HIS 365G • Native Americans in the Plains-W
From the middle 18th century through the late 19th century the Great Plains region underwent drastic changes in terms of the environment, demography, and cultural diversity. The rapid influx of various groups of people into the Plains, from Native American groups to European settlers, made the Plains the ultimate theater to rehearse short-term strategies and long-term policies. This course will survey the ethnohistory of some of the most influential Native groups on the Plains from the arrival of the Spanish through the reservation period. We will explore the relationships and interaction between European settlers and Native groups, as well as the outcome of some scientific expeditions and military campaigns. In this course, we will adopt a long-term perspective to make sense of the development of European policies and movements, the changing configurations among Native groups, and the pivotal importance of resources such as the buffalo, the horse, and the gun. We will also look at specific events and historical figures, such as Sitting Bull, Crazy Horse, and General Custer, whose actions become symbolic of a turbulent historical period.

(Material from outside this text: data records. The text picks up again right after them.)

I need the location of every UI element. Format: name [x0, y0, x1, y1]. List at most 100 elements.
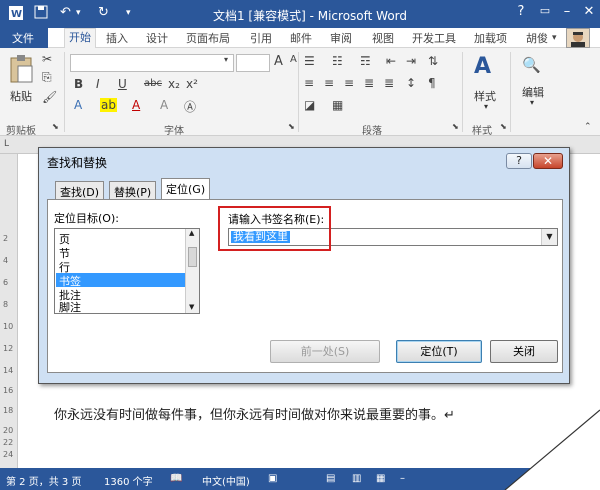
tab-file[interactable]: 文件	[12, 30, 34, 46]
edit-dropdown-icon[interactable]: ▾	[530, 98, 534, 107]
font-launcher-icon[interactable]: ⬊	[288, 122, 295, 131]
customize-qat-icon[interactable]: ▾	[126, 8, 131, 18]
tab-addins[interactable]: 加载项	[474, 30, 507, 46]
list-item[interactable]: 页	[59, 231, 187, 246]
font-name-input[interactable]	[70, 54, 234, 72]
help-icon[interactable]: ?	[510, 4, 532, 19]
list-item[interactable]: 节	[59, 245, 187, 260]
collapse-ribbon-icon[interactable]: ⌃	[584, 122, 592, 132]
tab-insert[interactable]: 插入	[106, 30, 128, 46]
numbering-icon[interactable]: ☷	[332, 54, 343, 68]
increase-indent-icon[interactable]: ⇥	[406, 54, 416, 68]
language-status[interactable]: 中文(中国)	[202, 473, 250, 488]
user-name[interactable]: 胡俊	[526, 30, 548, 46]
tab-find[interactable]: 查找(D)	[55, 181, 105, 199]
list-item[interactable]: 脚注	[59, 299, 187, 314]
line-spacing-icon[interactable]: ↕	[406, 76, 416, 90]
subscript-button[interactable]: x₂	[168, 77, 180, 91]
zoom-out-icon[interactable]: –	[400, 473, 405, 484]
print-layout-icon[interactable]: ▥	[352, 473, 361, 484]
previous-button[interactable]: 前一处(S)	[270, 340, 380, 363]
tab-home[interactable]: 开始	[64, 28, 96, 49]
format-painter-icon[interactable]: 🖌	[42, 90, 57, 104]
decrease-indent-icon[interactable]: ⇤	[386, 54, 396, 68]
ribbon: 粘贴 ✂ ⎘ 🖌 剪贴板 ⬊ ▾ A A B I U abc x₂ x² A a…	[0, 48, 600, 137]
phonetic-guide-icon[interactable]: Ⓐ	[184, 98, 196, 115]
justify-icon[interactable]: ≣	[364, 76, 374, 90]
tab-mailings[interactable]: 邮件	[290, 30, 312, 46]
list-item[interactable]: 行	[59, 259, 187, 274]
paragraph-launcher-icon[interactable]: ⬊	[452, 122, 459, 131]
ribbon-options-icon[interactable]: ▭	[534, 4, 556, 17]
font-color-button[interactable]: A	[132, 98, 140, 112]
shading-icon[interactable]: ◪	[304, 98, 315, 112]
align-right-icon[interactable]: ≡	[344, 76, 354, 90]
show-marks-icon[interactable]: ¶	[428, 76, 436, 90]
underline-button[interactable]: U	[118, 77, 127, 91]
tab-developer[interactable]: 开发工具	[412, 30, 456, 46]
borders-icon[interactable]: ▦	[332, 98, 343, 112]
close-button[interactable]: 关闭	[490, 340, 558, 363]
save-icon[interactable]	[34, 5, 48, 23]
undo-dropdown-icon[interactable]: ▾	[76, 8, 81, 18]
scroll-down-icon[interactable]: ▼	[189, 303, 194, 311]
copy-icon[interactable]: ⎘	[42, 70, 52, 85]
bullets-icon[interactable]: ☰	[304, 54, 315, 68]
shrink-font-icon[interactable]: A	[290, 54, 297, 65]
minimize-icon[interactable]: –	[556, 4, 578, 19]
dialog-help-button[interactable]: ?	[506, 153, 532, 169]
macro-record-icon[interactable]: ▣	[268, 473, 277, 484]
undo-icon[interactable]: ↶	[60, 5, 71, 20]
list-scrollbar[interactable]: ▲ ▼	[185, 229, 199, 313]
styles-dropdown-icon[interactable]: ▾	[484, 102, 488, 111]
sort-icon[interactable]: ⇅	[428, 54, 438, 68]
goto-button[interactable]: 定位(T)	[396, 340, 482, 363]
list-item-selected[interactable]: 书签	[56, 273, 186, 288]
redo-icon[interactable]: ↻	[98, 5, 109, 20]
align-center-icon[interactable]: ≡	[324, 76, 334, 90]
avatar[interactable]	[566, 28, 590, 48]
tab-goto[interactable]: 定位(G)	[161, 178, 211, 200]
superscript-button[interactable]: x²	[186, 77, 198, 91]
grow-font-icon[interactable]: A	[274, 54, 283, 69]
tab-selector-icon[interactable]: L	[4, 139, 9, 149]
clipboard-launcher-icon[interactable]: ⬊	[52, 122, 59, 131]
scroll-thumb[interactable]	[188, 247, 197, 267]
distributed-icon[interactable]: ≣	[384, 76, 394, 90]
word-count[interactable]: 1360 个字	[104, 473, 153, 488]
font-size-input[interactable]	[236, 54, 270, 72]
web-layout-icon[interactable]: ▦	[376, 473, 385, 484]
close-window-icon[interactable]: ✕	[578, 4, 600, 19]
tab-replace[interactable]: 替换(P)	[109, 181, 157, 199]
italic-button[interactable]: I	[96, 77, 100, 91]
tab-view[interactable]: 视图	[372, 30, 394, 46]
page-count[interactable]: 第 2 页，共 3 页	[6, 473, 81, 488]
read-mode-icon[interactable]: ▤	[326, 473, 335, 484]
goto-target-list[interactable]: 页 节 行 书签 批注 脚注 ▲ ▼	[54, 228, 200, 314]
text-effects-button[interactable]: A	[74, 98, 82, 112]
styles-launcher-icon[interactable]: ⬊	[500, 122, 507, 131]
paste-icon[interactable]	[8, 54, 34, 87]
tab-design[interactable]: 设计	[146, 30, 168, 46]
font-name-dropdown-icon[interactable]: ▾	[224, 55, 228, 64]
scroll-up-icon[interactable]: ▲	[189, 229, 194, 237]
bookmark-dropdown-icon[interactable]: ▼	[541, 229, 557, 245]
clear-format-button[interactable]: A	[160, 98, 168, 112]
styles-icon[interactable]: A	[474, 54, 491, 79]
find-binoculars-icon[interactable]: 🔍	[522, 56, 541, 74]
menu-tabs: 文件 开始 插入 设计 页面布局 引用 邮件 审阅 视图 开发工具 加载项 胡俊…	[0, 28, 600, 49]
align-left-icon[interactable]: ≡	[304, 76, 314, 90]
tab-references[interactable]: 引用	[250, 30, 272, 46]
tab-review[interactable]: 审阅	[330, 30, 352, 46]
multilevel-list-icon[interactable]: ☶	[360, 54, 371, 68]
user-dropdown-icon[interactable]: ▾	[552, 33, 557, 43]
bold-button[interactable]: B	[74, 77, 83, 91]
paste-label[interactable]: 粘贴	[10, 88, 32, 104]
tab-layout[interactable]: 页面布局	[186, 30, 230, 46]
proofing-icon[interactable]: 📖	[170, 473, 182, 484]
strikethrough-button[interactable]: abc	[144, 78, 162, 89]
dialog-close-button[interactable]: ✕	[533, 153, 563, 169]
highlight-button[interactable]: ab	[100, 98, 117, 112]
document-body-text[interactable]: 你永远没有时间做每件事，但你永远有时间做对你来说最重要的事。↵	[54, 404, 455, 423]
cut-icon[interactable]: ✂	[42, 52, 52, 66]
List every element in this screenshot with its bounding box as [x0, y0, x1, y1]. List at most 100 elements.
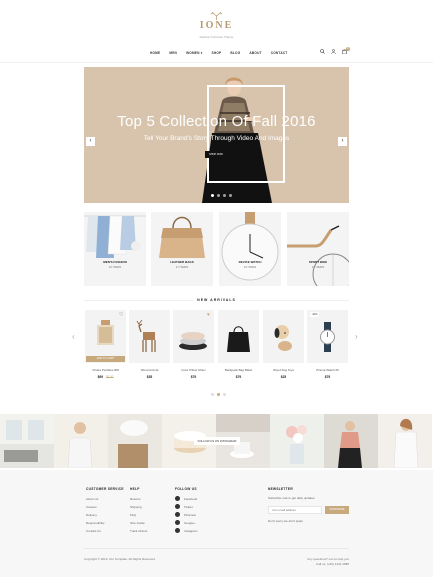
lamp-photo — [118, 420, 148, 468]
cart-button[interactable]: 0 — [342, 47, 350, 54]
category-count: 16 ITEMS — [243, 265, 257, 269]
hero-frame-decoration — [207, 85, 285, 183]
footer-social-pinterest[interactable]: Pinterest — [175, 512, 196, 517]
hero-slider[interactable]: Top 5 Collection Of Fall 2016 Tell Your … — [84, 67, 349, 203]
product-price: $79 — [235, 375, 242, 379]
wrist-watch-image — [320, 322, 335, 352]
follow-instagram-button[interactable]: FOLLOW US ON INSTAGRAM — [194, 437, 240, 445]
wishlist-heart-icon[interactable]: ♡ — [119, 312, 123, 318]
products-prev-button[interactable]: ‹ — [72, 332, 75, 341]
category-label: LEATHER BAGS — [170, 260, 194, 264]
products-next-button[interactable]: › — [355, 332, 358, 341]
instagram-photo[interactable] — [108, 414, 162, 468]
header-actions: 0 — [320, 47, 350, 54]
user-icon[interactable] — [331, 49, 336, 54]
antler-logo-icon — [210, 12, 223, 20]
nav-shop[interactable]: SHOP — [212, 51, 222, 55]
instagram-photo[interactable] — [324, 414, 378, 468]
product-old-price: $120 — [106, 375, 114, 379]
hero-dot-4[interactable] — [229, 194, 232, 197]
category-card-mens[interactable]: MEN'S FASHION 16 ITEMS — [84, 212, 146, 286]
category-card-bags[interactable]: LEATHER BAGS 17 ITEMS — [151, 212, 213, 286]
woman-white-photo — [393, 418, 419, 468]
social-label: Google+ — [184, 520, 196, 525]
search-icon[interactable] — [320, 49, 325, 54]
hero-dot-1[interactable] — [211, 194, 214, 197]
footer-link[interactable]: Contact Us — [86, 529, 101, 533]
footer-link[interactable]: Shipping — [130, 505, 142, 509]
product-name[interactable]: Backpack Bag Black — [218, 368, 259, 372]
shop-now-button[interactable]: SHOP NOW — [205, 151, 227, 158]
product-card[interactable]: ♥ — [173, 310, 214, 363]
chevron-right-icon: › — [341, 138, 344, 144]
category-card-watch[interactable]: DEVICE WATCH 16 ITEMS — [219, 212, 281, 286]
facebook-icon — [175, 496, 180, 501]
leather-bag-image — [159, 216, 205, 258]
chevron-right-icon: › — [355, 332, 358, 341]
hero-next-button[interactable]: › — [338, 137, 347, 146]
product-name[interactable]: Color Pillow Sham — [173, 368, 214, 372]
footer-social-google[interactable]: Google+ — [175, 520, 195, 525]
category-count: 17 ITEMS — [175, 265, 189, 269]
product-price: $25 — [280, 375, 287, 379]
nav-about[interactable]: ABOUT — [249, 51, 261, 55]
product-name[interactable]: Wood Animal — [129, 368, 170, 372]
footer-link[interactable]: About Us — [86, 497, 98, 501]
room-photo — [0, 414, 54, 462]
chevron-left-icon: ‹ — [89, 138, 92, 144]
social-label: Pinterest — [184, 512, 196, 517]
category-label: DEVICE WATCH — [238, 260, 262, 264]
nav-men[interactable]: MEN — [169, 51, 177, 55]
instagram-photo[interactable] — [0, 414, 54, 468]
product-name[interactable]: Prisma Watch 05 — [307, 368, 348, 372]
product-name[interactable]: Wood Dog Toys — [263, 368, 304, 372]
product-price: $99 $120 — [97, 375, 114, 379]
hero-pagination — [211, 194, 232, 197]
category-count: 16 ITEMS — [108, 265, 122, 269]
google-plus-icon — [175, 520, 180, 525]
footer-link[interactable]: Track Orders — [130, 529, 147, 533]
nav-blog[interactable]: BLOG — [230, 51, 240, 55]
hero-dot-3[interactable] — [223, 194, 226, 197]
nav-women[interactable]: WOMEN ▾ — [186, 51, 202, 55]
footer-link[interactable]: Delivery — [86, 513, 97, 517]
category-card-bike[interactable]: SPORT BIKE 12 ITEMS — [287, 212, 349, 286]
instagram-photo[interactable] — [378, 414, 432, 468]
instagram-photo[interactable] — [54, 414, 108, 468]
footer-social-facebook[interactable]: Facebook — [175, 496, 197, 501]
cart-count-badge: 0 — [346, 47, 350, 51]
footer-social-twitter[interactable]: Twitter — [175, 504, 193, 509]
footer-link[interactable]: Careers — [86, 505, 97, 509]
product-price: $35 — [146, 375, 153, 379]
product-card[interactable] — [129, 310, 170, 363]
footer-link[interactable]: Responsibility — [86, 521, 105, 525]
product-card[interactable] — [263, 310, 304, 363]
nav-home[interactable]: HOME — [150, 51, 160, 55]
social-label: Instagram — [184, 528, 198, 533]
wishlist-heart-icon[interactable]: ♥ — [207, 312, 210, 318]
add-to-cart-button[interactable]: ADD TO CART — [86, 356, 125, 362]
products-dot-1[interactable] — [211, 393, 214, 396]
footer-link[interactable]: Size Guide — [130, 521, 145, 525]
footer-social-instagram[interactable]: Instagram — [175, 528, 197, 533]
instagram-photo[interactable] — [270, 414, 324, 468]
woman-photo — [67, 422, 93, 468]
pinterest-icon — [175, 512, 180, 517]
category-label: SPORT BIKE — [308, 260, 328, 264]
product-card[interactable]: -10% — [307, 310, 348, 363]
hero-prev-button[interactable]: ‹ — [86, 137, 95, 146]
sale-badge: -10% — [310, 312, 319, 317]
products-dot-3[interactable] — [223, 393, 226, 396]
wall-clock-image — [221, 212, 279, 281]
subscribe-button[interactable]: SUBSCRIBE — [325, 506, 349, 514]
footer-link[interactable]: Returns — [130, 497, 141, 501]
hero-dot-2[interactable] — [217, 194, 220, 197]
newsletter-email-input[interactable] — [268, 506, 322, 514]
nav-contact[interactable]: CONTACT — [271, 51, 288, 55]
product-name[interactable]: Chiara Perillara 008 — [85, 368, 126, 372]
product-card[interactable] — [218, 310, 259, 363]
footer-link[interactable]: FAQ — [130, 513, 136, 517]
black-bag-image — [227, 326, 250, 352]
products-dot-2[interactable] — [217, 393, 220, 396]
site-logo[interactable]: IONE — [0, 20, 433, 31]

Map test: 10 points Book Report (typed, double-spaced and 3 to 5 pages in length): 15 points Text-Image Group Project: (typed, double-spaced, 5 to 10 pages in length): 20 points Term Research Paper (typed, double-spaced and 10 pages in length): 25 points Class participation and quizzes: 30 points
Ambrose, Stephen E., Crazy Horse And Custer (paperback edition) Calloway, Colin G., (editor) Our Hearts Fell to the Ground Fletcher Alice C. and Francis La Flesche, The Omaha v. I and II (paperback edition 1992) Lowie, Robert H., Indians of the Plains (1982 edition) Course Packet: Abel's Copies located on 715-D W. 23rd Street., (512)-472-5353.